The political transformations that took place during that decade in Greece, but also abroad, were depicted clearly in literary works. The expanding audience embraced a great variety of writers, from E. Alexiou, M. Karagatsis and G. Skaribas of the 30s generation -whose works were adapted for television- to K. Tachtsis, G. Cheimonas and T. Valtinos. Short story thrived to the detriment of larger works with many characters, whereas many new names were enrolled in the literary catalogues and gave a great boost to the publishing production. Until that period Thessaloniki maintained a robust tradition that contradistinguished it from the intellectual activity of Athens, mainly with N. Bakolas, G. Ioannou etc.

At the same time, there was a decline of the "committed" poetry, which was replaced by new characteristics (internalization, bitterness, irony), mainly as a result of disillusionment of collective visions, something that would be confirmed by the end of the decade (1989).
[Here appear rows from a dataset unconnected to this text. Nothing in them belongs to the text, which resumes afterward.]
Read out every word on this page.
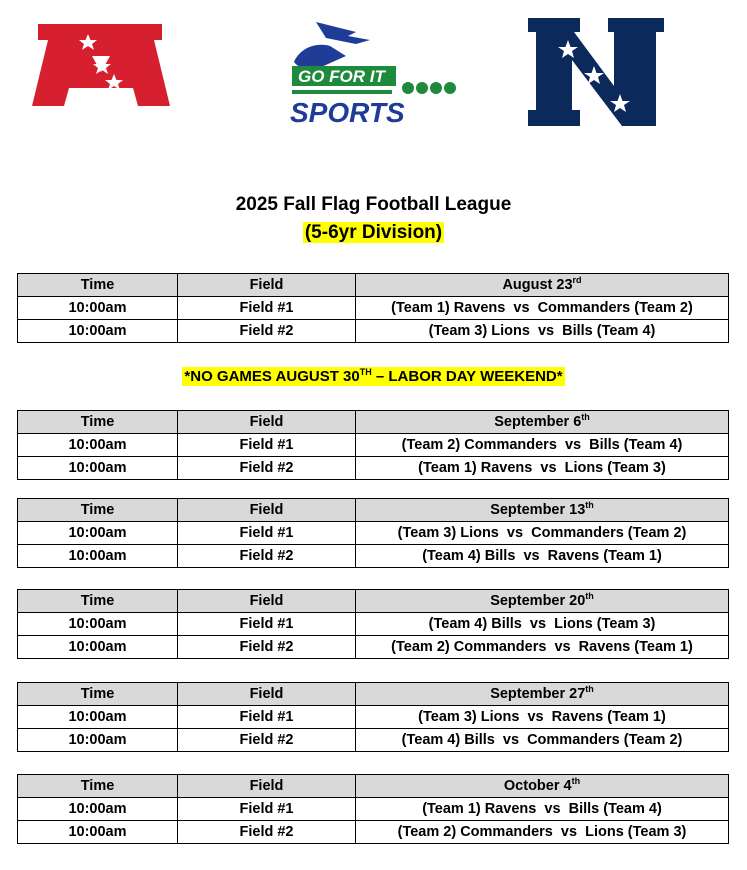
GO FOR IT
SPORTS
2025 Fall Flag Football League
(5-6yr Division)
*NO GAMES AUGUST 30TH – LABOR DAY WEEKEND*
Time	Field	August 23rd
10:00am	Field #1	(Team 1) Ravens  vs  Commanders (Team 2)
10:00am	Field #2	(Team 3) Lions  vs  Bills (Team 4)
Time	Field	September 6th
10:00am	Field #1	(Team 2) Commanders  vs  Bills (Team 4)
10:00am	Field #2	(Team 1) Ravens  vs  Lions (Team 3)
Time	Field	September 13th
10:00am	Field #1	(Team 3) Lions  vs  Commanders (Team 2)
10:00am	Field #2	(Team 4) Bills  vs  Ravens (Team 1)
Time	Field	September 20th
10:00am	Field #1	(Team 4) Bills  vs  Lions (Team 3)
10:00am	Field #2	(Team 2) Commanders  vs  Ravens (Team 1)
Time	Field	September 27th
10:00am	Field #1	(Team 3) Lions  vs  Ravens (Team 1)
10:00am	Field #2	(Team 4) Bills  vs  Commanders (Team 2)
Time	Field	October 4th
10:00am	Field #1	(Team 1) Ravens  vs  Bills (Team 4)
10:00am	Field #2	(Team 2) Commanders  vs  Lions (Team 3)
The established writers O. Elytis and G. Ritsos continued to create excellent works, whereas new names were beginning to be established, such as N. Karouzos, K. Dimoula etc.
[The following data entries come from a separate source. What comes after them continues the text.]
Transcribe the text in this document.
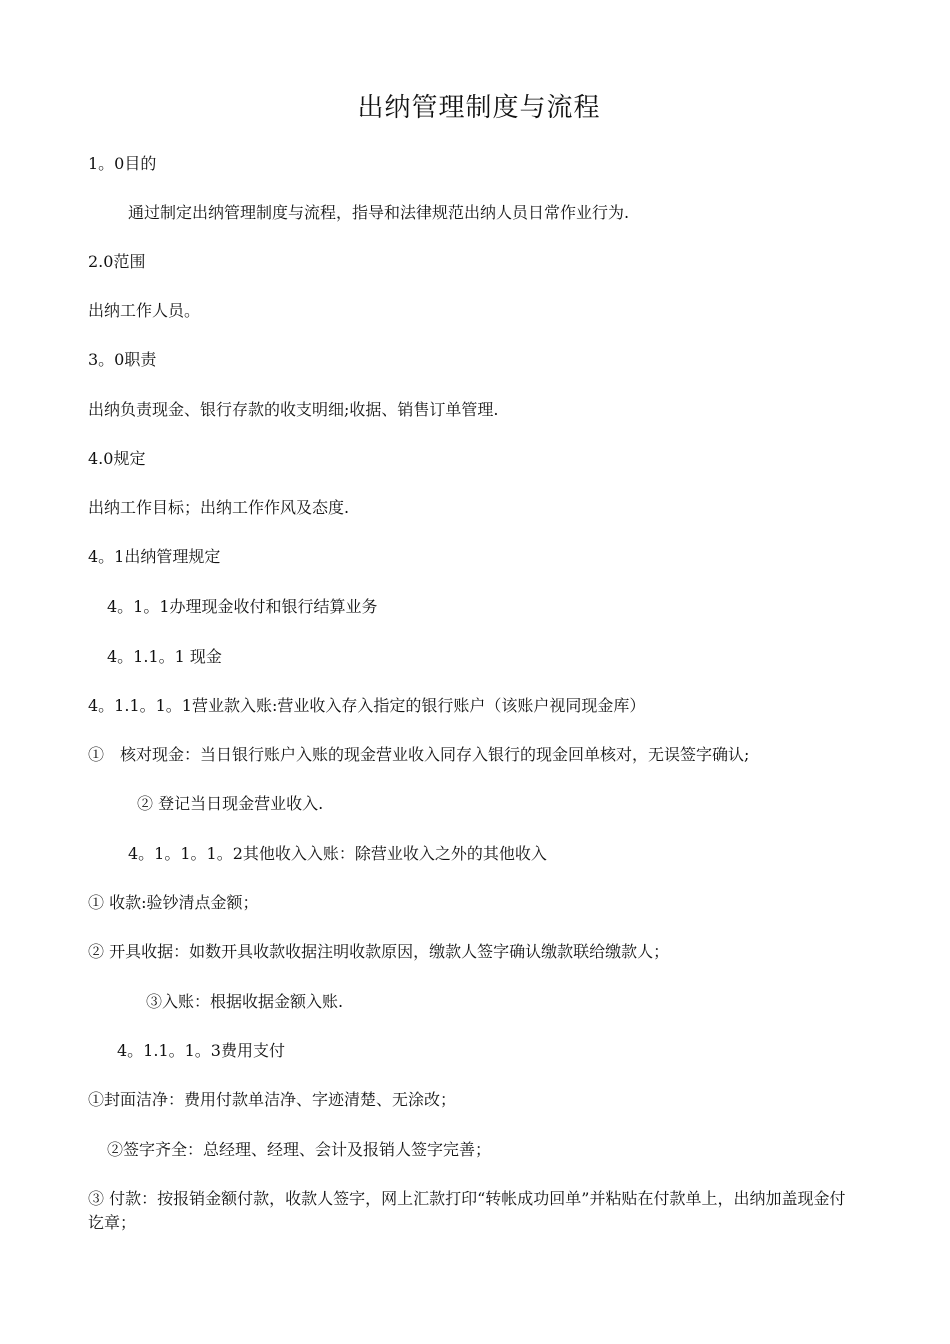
出纳管理制度与流程

1。0目的

通过制定出纳管理制度与流程，指导和法律规范出纳人员日常作业行为.

2.0范围

出纳工作人员。

3。0职责

出纳负责现金、银行存款的收支明细;收据、销售订单管理.

4.0规定

出纳工作目标；出纳工作作风及态度.

4。1出纳管理规定

4。1。1办理现金收付和银行结算业务

4。1.1。1 现金

4。1.1。1。1营业款入账:营业收入存入指定的银行账户（该账户视同现金库）

①　核对现金：当日银行账户入账的现金营业收入同存入银行的现金回单核对，无误签字确认;

② 登记当日现金营业收入.

4。1。1。1。2其他收入入账：除营业收入之外的其他收入

① 收款:验钞清点金额；

② 开具收据：如数开具收款收据注明收款原因，缴款人签字确认缴款联给缴款人；

③入账：根据收据金额入账.

4。1.1。1。3费用支付

①封面洁净：费用付款单洁净、字迹清楚、无涂改；

②签字齐全：总经理、经理、会计及报销人签字完善；

③ 付款：按报销金额付款，收款人签字，网上汇款打印“转帐成功回单”并粘贴在付款单上，出纳加盖现金付讫章；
Areas intended for fine arts multiplied through the establishment of centres mainly in the province. Creators drew inspiration from elements of tradition but also promoted innovative, modern demands (the contribution of established artists, such as N. Kessanlis, K. Tsoklis, V. Kaniaris etc. was very important). Greek participation in international competitions (for example Bienale) was awarded many prizes (G. Lappas). In addition, new institutions were founded, which laid emphasis on culture, such as the "cultural capital", new state awards etc. The explosive personality of M. Merkouri reinstated the issue of the return of the Parthenon marbles (Elgineia) and associated it with the need to create an Acropolis Museum.